后面更恶毒的脏话被他习惯性地屏蔽掉了,他低着头一动不动,他知道自己打不过,于是只能保持沉默,沉默地等着她们发泄完后主动离开。
然而,他越是这般模样,那群女生越觉得恼火,推搡间,不知是有意还是无意,将他推倒在楼梯上。
滚落的那一瞬间,他忽然觉得,就这样结束该多好。
不过没能如他所愿,他头碰伤了,腿骨折了,但是还活着。在医院躺了一天后,他对爷爷说:“我不想上学了。”
爷爷盯着他看了许久,沧桑的眼里满是担忧,最终叹息道:“那就不去了吧。”
之后不久爷爷去世,他就一个人静静地呆在屋子里,不再出门。
他白天画画,雕刻,或是做手工,偶尔什么都不想做的时候就躺在阳台上晒太阳,汲取温暖的能量。
然而晚上的时光却有些难熬,他睡不着,就整夜地在虚无的网络世界里游荡,或是反复看着萧钰演的电视剧、访谈,要不就是目光放空一坐就是一夜。
此刻,那少年正捧着爷爷的相片在发呆,慕织看得心头一痛,走近前轻抚他苍白的脸颊,却感觉手心里一片濡湿,他愣了愣,过了片刻才反应过来自己早已泪流满面。
慕织低泣着,虚虚环抱住呆呆的少年,颠三倒四地讲述着他在修真界的奇遇,讲他遇到的每个人,一桩桩,一幕幕,犹在眼前。
最后他看着爷爷的相片,轻声道:“爷爷,或许我真的等到了你说的那些人。”
又看了眼墙上萧钰的水彩肖像,缓缓道:“抱歉,我失约了。没能再见,但我现在也是更好的自己了,终于不怕有一日再与你相遇了。
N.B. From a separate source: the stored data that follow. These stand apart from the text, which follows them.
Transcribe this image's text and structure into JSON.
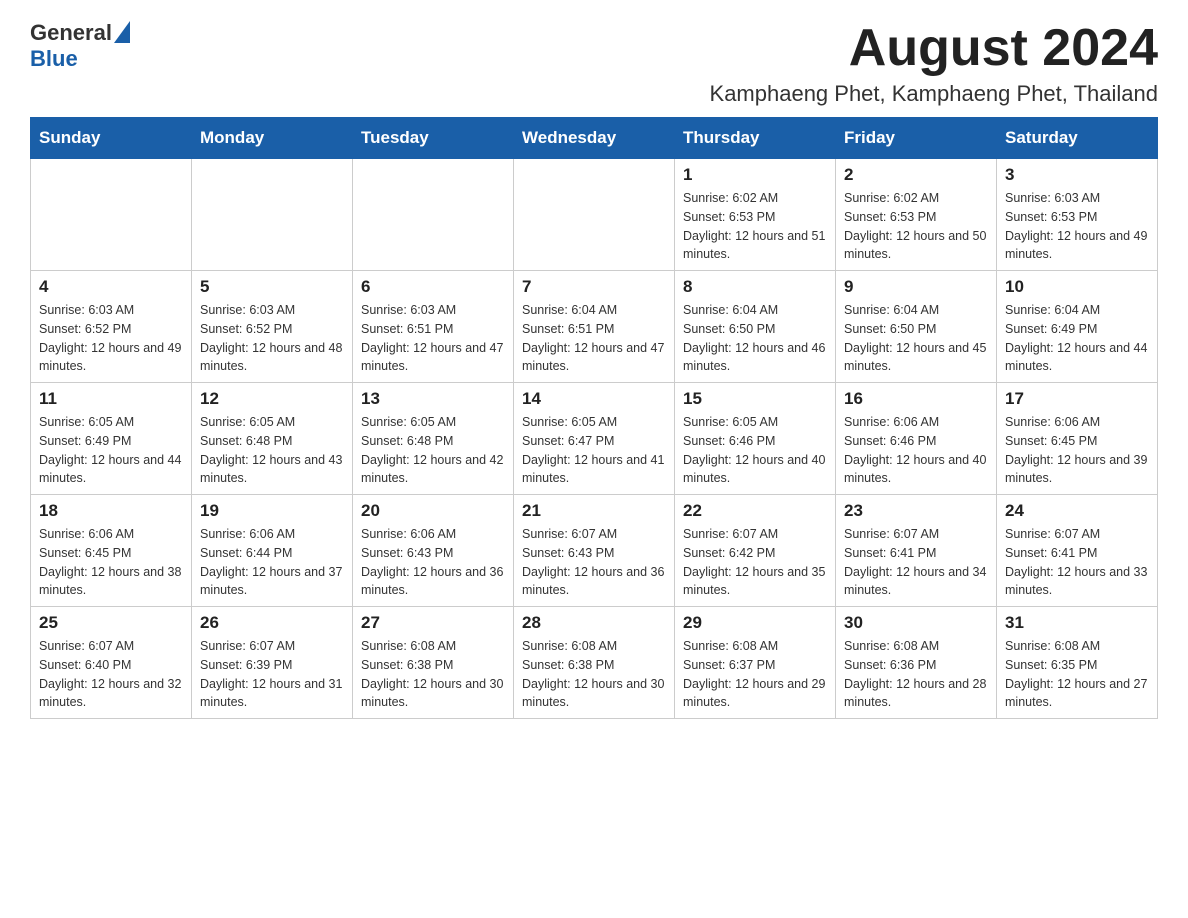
{
  "header": {
    "logo_general": "General",
    "logo_blue": "Blue",
    "month_title": "August 2024",
    "location": "Kamphaeng Phet, Kamphaeng Phet, Thailand"
  },
  "weekdays": [
    "Sunday",
    "Monday",
    "Tuesday",
    "Wednesday",
    "Thursday",
    "Friday",
    "Saturday"
  ],
  "weeks": [
    {
      "days": [
        {
          "num": "",
          "sunrise": "",
          "sunset": "",
          "daylight": ""
        },
        {
          "num": "",
          "sunrise": "",
          "sunset": "",
          "daylight": ""
        },
        {
          "num": "",
          "sunrise": "",
          "sunset": "",
          "daylight": ""
        },
        {
          "num": "",
          "sunrise": "",
          "sunset": "",
          "daylight": ""
        },
        {
          "num": "1",
          "sunrise": "Sunrise: 6:02 AM",
          "sunset": "Sunset: 6:53 PM",
          "daylight": "Daylight: 12 hours and 51 minutes."
        },
        {
          "num": "2",
          "sunrise": "Sunrise: 6:02 AM",
          "sunset": "Sunset: 6:53 PM",
          "daylight": "Daylight: 12 hours and 50 minutes."
        },
        {
          "num": "3",
          "sunrise": "Sunrise: 6:03 AM",
          "sunset": "Sunset: 6:53 PM",
          "daylight": "Daylight: 12 hours and 49 minutes."
        }
      ]
    },
    {
      "days": [
        {
          "num": "4",
          "sunrise": "Sunrise: 6:03 AM",
          "sunset": "Sunset: 6:52 PM",
          "daylight": "Daylight: 12 hours and 49 minutes."
        },
        {
          "num": "5",
          "sunrise": "Sunrise: 6:03 AM",
          "sunset": "Sunset: 6:52 PM",
          "daylight": "Daylight: 12 hours and 48 minutes."
        },
        {
          "num": "6",
          "sunrise": "Sunrise: 6:03 AM",
          "sunset": "Sunset: 6:51 PM",
          "daylight": "Daylight: 12 hours and 47 minutes."
        },
        {
          "num": "7",
          "sunrise": "Sunrise: 6:04 AM",
          "sunset": "Sunset: 6:51 PM",
          "daylight": "Daylight: 12 hours and 47 minutes."
        },
        {
          "num": "8",
          "sunrise": "Sunrise: 6:04 AM",
          "sunset": "Sunset: 6:50 PM",
          "daylight": "Daylight: 12 hours and 46 minutes."
        },
        {
          "num": "9",
          "sunrise": "Sunrise: 6:04 AM",
          "sunset": "Sunset: 6:50 PM",
          "daylight": "Daylight: 12 hours and 45 minutes."
        },
        {
          "num": "10",
          "sunrise": "Sunrise: 6:04 AM",
          "sunset": "Sunset: 6:49 PM",
          "daylight": "Daylight: 12 hours and 44 minutes."
        }
      ]
    },
    {
      "days": [
        {
          "num": "11",
          "sunrise": "Sunrise: 6:05 AM",
          "sunset": "Sunset: 6:49 PM",
          "daylight": "Daylight: 12 hours and 44 minutes."
        },
        {
          "num": "12",
          "sunrise": "Sunrise: 6:05 AM",
          "sunset": "Sunset: 6:48 PM",
          "daylight": "Daylight: 12 hours and 43 minutes."
        },
        {
          "num": "13",
          "sunrise": "Sunrise: 6:05 AM",
          "sunset": "Sunset: 6:48 PM",
          "daylight": "Daylight: 12 hours and 42 minutes."
        },
        {
          "num": "14",
          "sunrise": "Sunrise: 6:05 AM",
          "sunset": "Sunset: 6:47 PM",
          "daylight": "Daylight: 12 hours and 41 minutes."
        },
        {
          "num": "15",
          "sunrise": "Sunrise: 6:05 AM",
          "sunset": "Sunset: 6:46 PM",
          "daylight": "Daylight: 12 hours and 40 minutes."
        },
        {
          "num": "16",
          "sunrise": "Sunrise: 6:06 AM",
          "sunset": "Sunset: 6:46 PM",
          "daylight": "Daylight: 12 hours and 40 minutes."
        },
        {
          "num": "17",
          "sunrise": "Sunrise: 6:06 AM",
          "sunset": "Sunset: 6:45 PM",
          "daylight": "Daylight: 12 hours and 39 minutes."
        }
      ]
    },
    {
      "days": [
        {
          "num": "18",
          "sunrise": "Sunrise: 6:06 AM",
          "sunset": "Sunset: 6:45 PM",
          "daylight": "Daylight: 12 hours and 38 minutes."
        },
        {
          "num": "19",
          "sunrise": "Sunrise: 6:06 AM",
          "sunset": "Sunset: 6:44 PM",
          "daylight": "Daylight: 12 hours and 37 minutes."
        },
        {
          "num": "20",
          "sunrise": "Sunrise: 6:06 AM",
          "sunset": "Sunset: 6:43 PM",
          "daylight": "Daylight: 12 hours and 36 minutes."
        },
        {
          "num": "21",
          "sunrise": "Sunrise: 6:07 AM",
          "sunset": "Sunset: 6:43 PM",
          "daylight": "Daylight: 12 hours and 36 minutes."
        },
        {
          "num": "22",
          "sunrise": "Sunrise: 6:07 AM",
          "sunset": "Sunset: 6:42 PM",
          "daylight": "Daylight: 12 hours and 35 minutes."
        },
        {
          "num": "23",
          "sunrise": "Sunrise: 6:07 AM",
          "sunset": "Sunset: 6:41 PM",
          "daylight": "Daylight: 12 hours and 34 minutes."
        },
        {
          "num": "24",
          "sunrise": "Sunrise: 6:07 AM",
          "sunset": "Sunset: 6:41 PM",
          "daylight": "Daylight: 12 hours and 33 minutes."
        }
      ]
    },
    {
      "days": [
        {
          "num": "25",
          "sunrise": "Sunrise: 6:07 AM",
          "sunset": "Sunset: 6:40 PM",
          "daylight": "Daylight: 12 hours and 32 minutes."
        },
        {
          "num": "26",
          "sunrise": "Sunrise: 6:07 AM",
          "sunset": "Sunset: 6:39 PM",
          "daylight": "Daylight: 12 hours and 31 minutes."
        },
        {
          "num": "27",
          "sunrise": "Sunrise: 6:08 AM",
          "sunset": "Sunset: 6:38 PM",
          "daylight": "Daylight: 12 hours and 30 minutes."
        },
        {
          "num": "28",
          "sunrise": "Sunrise: 6:08 AM",
          "sunset": "Sunset: 6:38 PM",
          "daylight": "Daylight: 12 hours and 30 minutes."
        },
        {
          "num": "29",
          "sunrise": "Sunrise: 6:08 AM",
          "sunset": "Sunset: 6:37 PM",
          "daylight": "Daylight: 12 hours and 29 minutes."
        },
        {
          "num": "30",
          "sunrise": "Sunrise: 6:08 AM",
          "sunset": "Sunset: 6:36 PM",
          "daylight": "Daylight: 12 hours and 28 minutes."
        },
        {
          "num": "31",
          "sunrise": "Sunrise: 6:08 AM",
          "sunset": "Sunset: 6:35 PM",
          "daylight": "Daylight: 12 hours and 27 minutes."
        }
      ]
    }
  ]
}
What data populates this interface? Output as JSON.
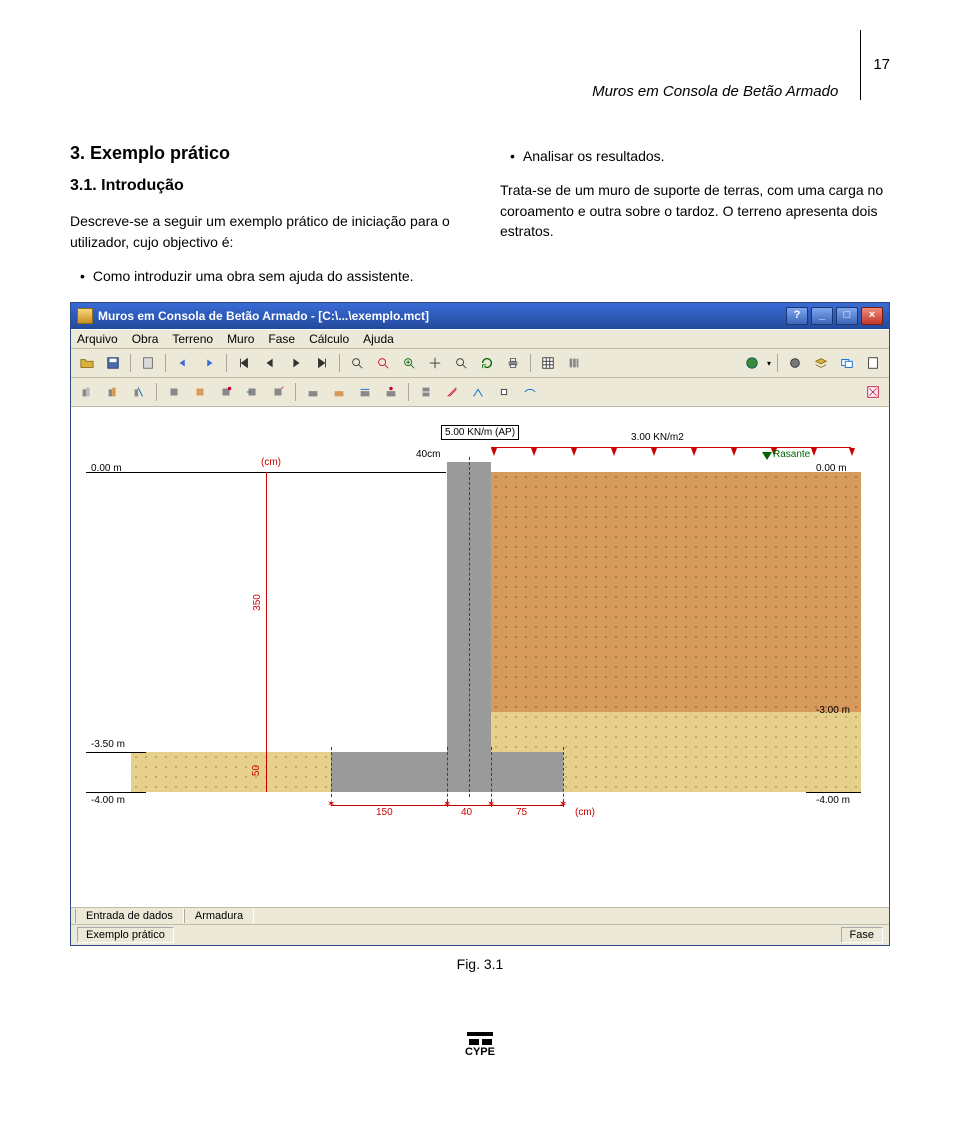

”
慕织缓缓闭上眼睛,终于感觉到脸颊上被一只手捏的触感,有点疼。他猛然挣开眼睛,就见二师兄将将收回的手。
见他醒了,二师兄没出声,面无表情地看着他。
慕织也没说话,定定望着他,刚被泪水浸润过的瞳眸更加清透,清晰地倒映着他的身影。
二师兄依旧面无表情,深邃的眸底几道波光隐隐流转,他紧绷着声线道:“我不是萧钰。”
“嗯?”慕织眨了眨眼,回想起他们的初次见面,他粲然一笑,一字一顿地道:“我知道。”
是的,一直都知道。
作者有话要说:啊,这章写得我纠结万分,让大家久等了~不知写得怎样,但还是觉得要细细地描绘出慕织的情感世界,这样人物刻画才更完整。